The tale of Afghan Refugees in Iran
Since beginning of the post-Taliban era in Afghanistan, security has stood at the top of Afghan government and international community's agenda. It has thus overshadowed other significant issues including millions of refugees living abroad. Eestablishment of the democratic interim government following the collapse of Taliban in late 2001 opened a ray of hope for Afghans leaving in migration; many were motivated to return back home. But the situation proved contradictory to what they hoped. Many of them are now insisting to remain in migration while living conditions are getting too strict to bear further. Bulk of Afghan refugees are living in the neighboring Pakistan and Iran. Both have intended to expel them. While those living in Pakistan have lived a relatively peaceful life, Afghan refugees in Iran have gone through some highly troublesome and inhuman practices by Iranian regime.
In the most recent initiative, the country's parliament endorsed a provision increasing the living costs for foreign refugees, mainly Afghans, more than tenfold. Under the budget appendix approved by Iranian Parliament, each Afghan will have to pay more than $130 for living in Islamic Republic. Previously, they paid $8 per person.
The return and reintegration in Afghanistan will be challenging for returning Afghans who face unemployment, shelter and basic services, such as health care and education. Afghanistan's unemployment rate is estimated to be at least 30 percent and thousands of young men enter Iran and Pakistan illegally every year in search of work.
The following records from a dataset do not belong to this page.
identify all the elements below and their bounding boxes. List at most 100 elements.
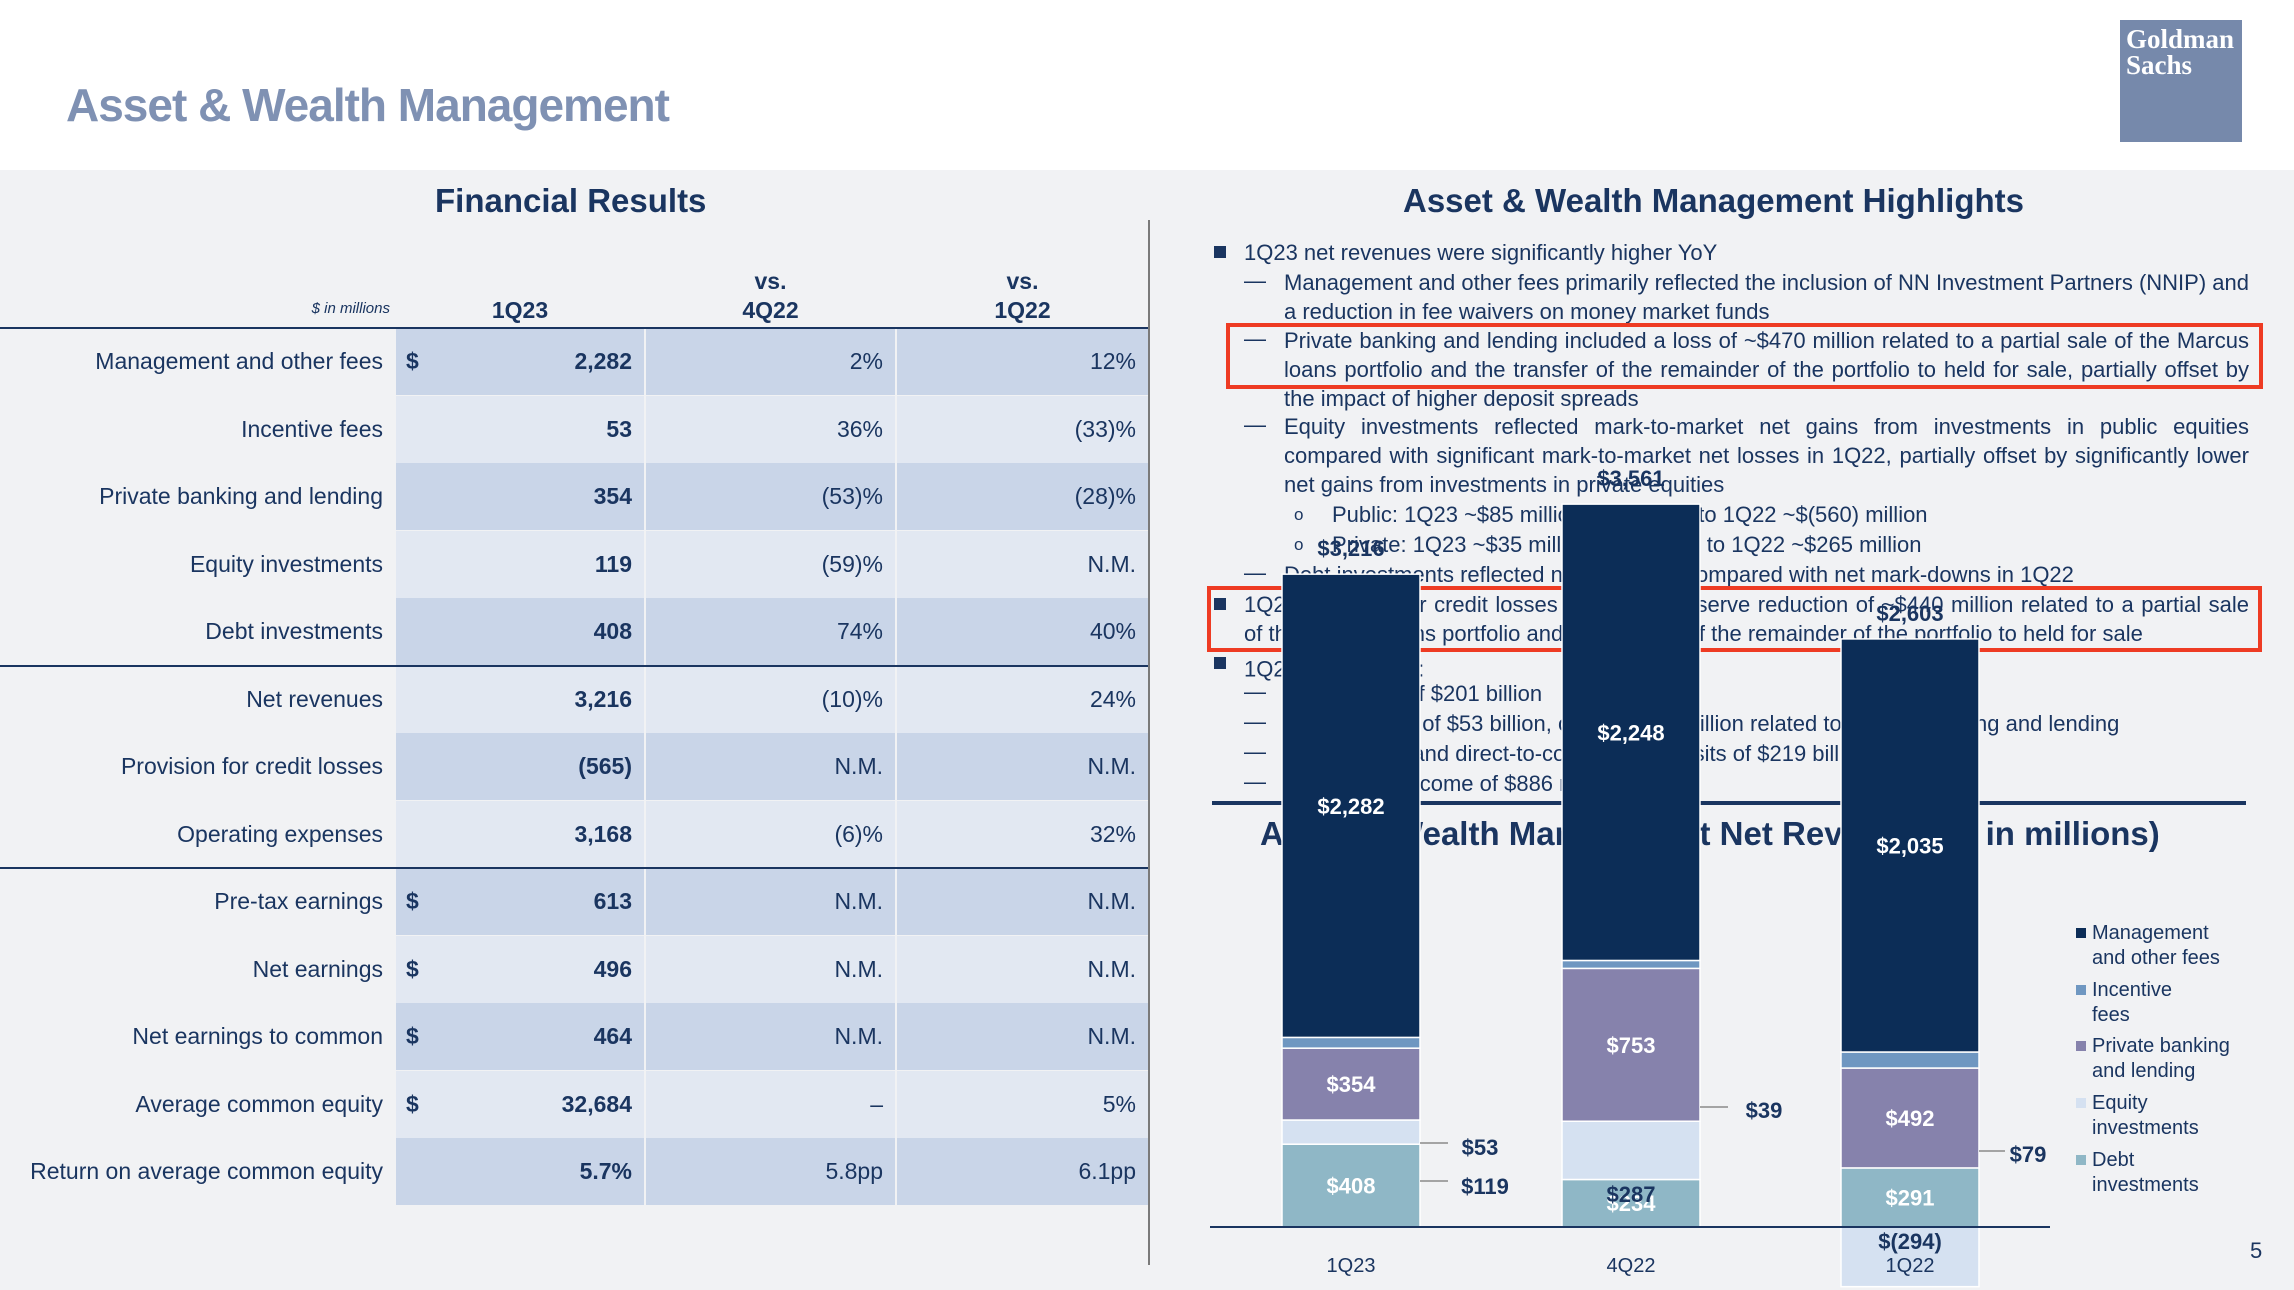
cell-vs-1q22: 6.1pp	[897, 1138, 1148, 1205]
table-row: Net earnings 496 $ N.M. N.M.	[0, 935, 1148, 1003]
data-label: $53	[1462, 1135, 1499, 1160]
row-label: Pre-tax earnings	[214, 888, 383, 914]
page-number: 5	[2250, 1238, 2263, 1263]
cell-vs-1q22: 40%	[897, 598, 1148, 665]
dash-icon: —	[1244, 326, 1266, 351]
table-row: Return on average common equity 5.7% 5.8pp…	[0, 1138, 1148, 1205]
bar-segment	[1561, 503, 1701, 962]
dash-icon: —	[1244, 560, 1266, 585]
highlights-separator	[1212, 801, 2246, 805]
data-label: $354	[1327, 1072, 1377, 1097]
data-label: $234	[1607, 1191, 1657, 1216]
data-label: $492	[1886, 1106, 1935, 1131]
data-label: $753	[1607, 1033, 1656, 1058]
row-label: Provision for credit losses	[120, 753, 383, 779]
cell-vs-1q22: 24%	[897, 665, 1148, 733]
table-row: Average common equity 32,684 $ –5%	[0, 1070, 1148, 1138]
bullet-square-icon	[1214, 598, 1226, 610]
cell-vs-4q22: N.M.	[646, 733, 895, 800]
legend-swatch	[2076, 1155, 2086, 1165]
cell-vs-1q22: 5%	[897, 1070, 1148, 1138]
data-label: $2,282	[1317, 794, 1384, 819]
logo-line-1: Goldman	[2126, 24, 2235, 54]
bullet-square-icon	[1214, 246, 1226, 258]
table-rule	[0, 867, 1148, 869]
legend-label: Management	[2092, 922, 2209, 944]
goldman-sachs-logo: Goldman Sachs	[2120, 20, 2242, 142]
cell-1q23: (565)	[396, 733, 644, 800]
circle-bullet-icon: o	[1294, 535, 1304, 554]
cell-vs-4q22: N.M.	[646, 1003, 895, 1070]
row-label: Debt investments	[205, 618, 383, 644]
cell-vs-1q22: N.M.	[897, 1003, 1148, 1070]
dollar-sign: $	[406, 1090, 419, 1117]
col-header-1q23: 1Q23	[491, 297, 549, 323]
cell-vs-1q22: N.M.	[897, 530, 1148, 598]
highlight-dash-2: Private banking and lending included a l…	[1284, 328, 2249, 411]
legend-label: Private banking	[2092, 1035, 2230, 1057]
row-label: Net earnings	[252, 955, 383, 982]
cell-vs-4q22: 74%	[646, 598, 895, 665]
vertical-divider	[1148, 220, 1150, 1265]
page-title: Asset & Wealth Management	[66, 79, 670, 131]
cell-vs-4q22: (59)%	[646, 530, 895, 598]
cell-vs-1q22: N.M.	[897, 733, 1148, 800]
cell-1q23: 408	[396, 598, 644, 665]
bar-segment	[1281, 1047, 1421, 1121]
legend-label: Debt	[2092, 1149, 2135, 1171]
select-data-colon: :	[1418, 656, 1425, 682]
cell-vs-4q22: N.M.	[646, 935, 895, 1003]
bar-segment	[1281, 1143, 1421, 1228]
col-header-vs-1q22-line1: vs.	[1006, 268, 1039, 294]
data-label: $2,248	[1597, 720, 1664, 745]
bar-segment	[1281, 1036, 1421, 1049]
cell-vs-1q22: (28)%	[897, 463, 1148, 530]
legend-swatch	[2076, 1098, 2086, 1108]
units-note: $ in millions	[311, 300, 390, 317]
cell-1q23: 32,684	[396, 1070, 644, 1138]
cell-vs-1q22: 12%	[897, 328, 1148, 395]
bar-segment	[1840, 1051, 1980, 1069]
col-header-vs-4q22-line2: 4Q22	[742, 297, 799, 323]
col-header-vs-1q22-line2: 1Q22	[994, 297, 1051, 323]
cell-1q23: 2,282	[396, 328, 644, 395]
x-tick-label: 1Q23	[1327, 1255, 1376, 1277]
legend-label: and other fees	[2092, 947, 2220, 969]
table-row: Private banking and lending 354 (53)% (28)%	[0, 463, 1148, 530]
row-label: Return on average common equity	[30, 1158, 383, 1184]
highlight-dash-3: Equity investments reflected mark-to-mar…	[1284, 414, 2249, 497]
cell-1q23: 464	[396, 1003, 644, 1070]
row-label: Net earnings to common	[132, 1023, 383, 1049]
bar-segment	[1840, 638, 1980, 1053]
bar-segment	[1561, 967, 1701, 1122]
table-row: Provision for credit losses (565) N.M. N.M.	[0, 733, 1148, 800]
table-row: Pre-tax earnings 613 $ N.M. N.M.	[0, 868, 1148, 935]
legend-label: investments	[2092, 1117, 2199, 1139]
highlight-dash-1: Management and other fees primarily refl…	[1284, 270, 2249, 324]
data-label: $119	[1461, 1174, 1509, 1199]
legend-swatch	[2076, 985, 2086, 995]
total-label: $3,561	[1597, 466, 1664, 491]
legend-label: Incentive	[2092, 979, 2172, 1001]
cell-1q23: 5.7%	[396, 1138, 644, 1205]
dash-icon: —	[1244, 268, 1266, 293]
highlight-red-box-1	[1226, 323, 2263, 389]
cell-vs-1q22: (33)%	[897, 395, 1148, 463]
col-header-vs-4q22-line1: vs.	[754, 268, 787, 294]
dash-icon: —	[1244, 709, 1266, 734]
table-row: Equity investments 119 (59)% N.M.	[0, 530, 1148, 598]
cell-vs-4q22: N.M.	[646, 868, 895, 935]
legend-swatch	[2076, 1041, 2086, 1051]
cell-vs-1q22: N.M.	[897, 935, 1148, 1003]
highlight-red-box-2	[1207, 586, 2262, 652]
legend-label: and lending	[2092, 1060, 2195, 1082]
dollar-sign: $	[406, 1023, 419, 1049]
data-label: $39	[1746, 1098, 1783, 1123]
table-row: Net earnings to common 464 $ N.M. N.M.	[0, 1003, 1148, 1070]
data-label: $408	[1327, 1174, 1376, 1199]
cell-vs-4q22: 2%	[646, 328, 895, 395]
data-label: $287	[1607, 1182, 1656, 1207]
bar-segment	[1840, 1167, 1980, 1228]
table-row: Net revenues 3,216 (10)% 24%	[0, 665, 1148, 733]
Security is meanwhile at its worst since the fall of the Taliban regime with insurgent attacks and crime creeping upwards and Afghans again looking to leave their homeland. Analysts had warned that, in order to create sufficient employment opportunities, the economy has to grow at a quicker pace to absorb more workers in labor markets. Refugees' return to the country will surely heighten the troubles scale and prove extremely intolerable to the government of Afghanistan unless the world community provides enough aids to the government and productive strategies are applied to provide good services to the newly returned refugees. Afghan government officials maintain that the rate of return of refugees to Afghanistan from neighboring countries is causing tremendous stress to the Afghan government and society.
On the other hand, the resurgence of Taliban in the country has made many people believe that the country's young men are turning to the hard line Muslim group. Research Institutes say that many of the new recruits turn to the Taliban as a last resort to escape unemployment and crushing poverty. For many of Afghan youth, the only way out of poverty is through the Taliban or in the poppy and opium trade in the country's southern region. As Afghanistan is severely grappling with the economic, social and insecurity problems, tightening the circle for Afghan refugees or their coercive repatriations will enhance the dilemma in Afghanistan. So, the poor Afghan refugees in Iran are stuck between Iran's brutal and inhuman treatment and insecurity and unemployment in Afghanistan.